2016 Marathon Seafood Festival

There was no reason to change profession, they said. Or boat, for that matter; at least not right away. Eddie Sr. built his own 43-foot boat in the early ’80s; the same boat Eddie Jr. pilots today. “I love that boat. That boat is part of me,” said Eddie Jr.

Eddie Jr. was born a Conch in 1988, a late addition to the family. From the time he was a toddler, he spent every day at his father’s former fish house down on 15th Street. “He ordered everybody around. He was the boss, even though he was only four years old,” said Eddie Sr., laughing. Eddie Jr. recalls those years fondly, especially the hours spent with his grandfather Eustevio. “He taught me to throw a cast net. He taught me to love fishing,” Eddie Jr. said. Although

he fit in time for an associate’s degree at Florida Keys Community College, Eddie Jr. said there was no other career he wanted to explore. Eddie Sr. has semi-retired and Eddie Jr. is responsible for the business.
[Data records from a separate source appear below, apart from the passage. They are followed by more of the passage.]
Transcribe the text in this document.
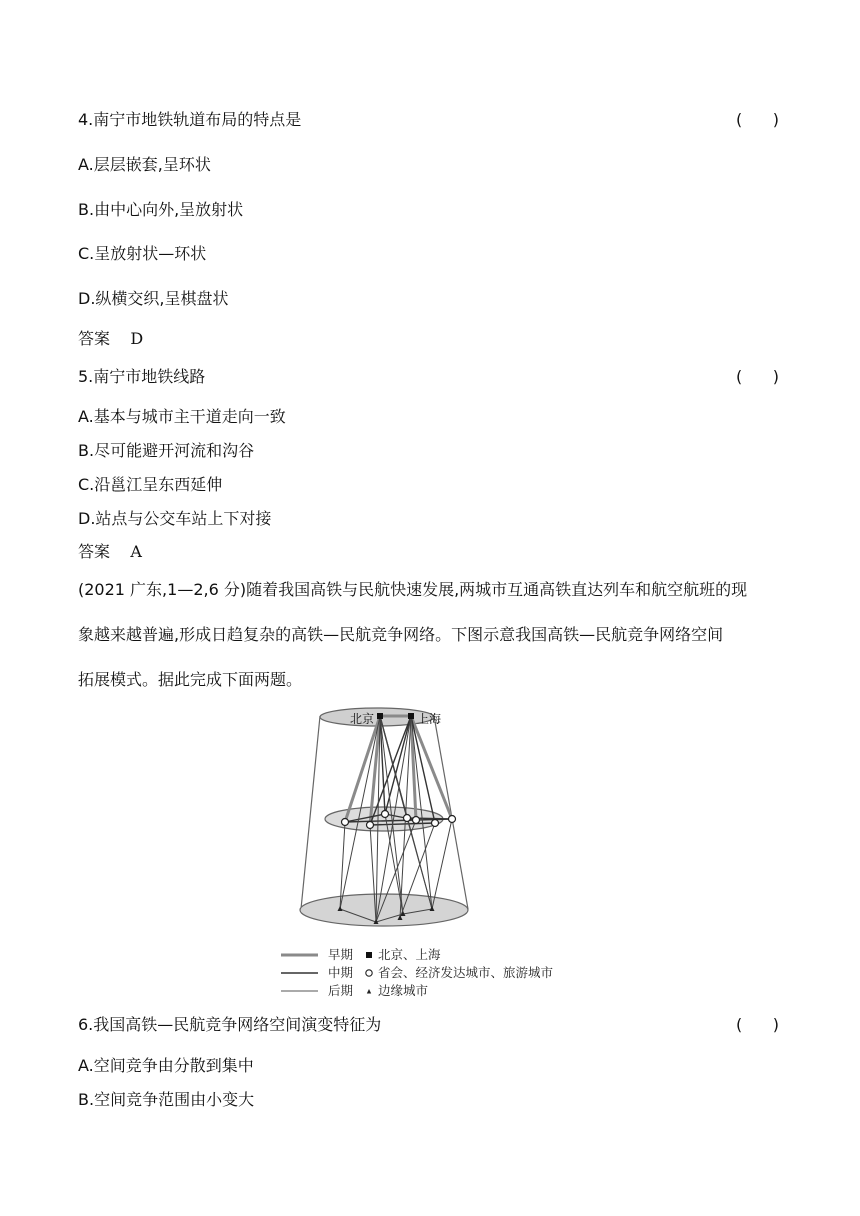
4.南宁市地铁轨道布局的特点是	(      )
A.层层嵌套,呈环状
B.由中心向外,呈放射状
C.呈放射状—环状
D.纵横交织,呈棋盘状
答案    D
5.南宁市地铁线路	(      )
A.基本与城市主干道走向一致
B.尽可能避开河流和沟谷
C.沿邕江呈东西延伸
D.站点与公交车站上下对接
答案    A
(2021 广东,1—2,6 分)随着我国高铁与民航快速发展,两城市互通高铁直达列车和航空航班的现
象越来越普遍,形成日趋复杂的高铁—民航竞争网络。下图示意我国高铁—民航竞争网络空间
拓展模式。据此完成下面两题。
北京	上海
早期 北京、上海
中期 省会、经济发达城市、旅游城市
后期 边缘城市
6.我国高铁—民航竞争网络空间演变特征为	(      )
A.空间竞争由分散到集中
B.空间竞争范围由小变大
Years ago, Eddie Sr. was one of the first handful of Hispanics to join the Marathon chapter of Organized Fishermen of Florida (OFF), the co-host of the Marathon Seafood Festival. Now, Eddie Jr. is a second vice president on the board of directors. “They’re both hardworkers,” said Paul Lebo, president of OFF’s Marathon chapter. “They’re always out in the boat.”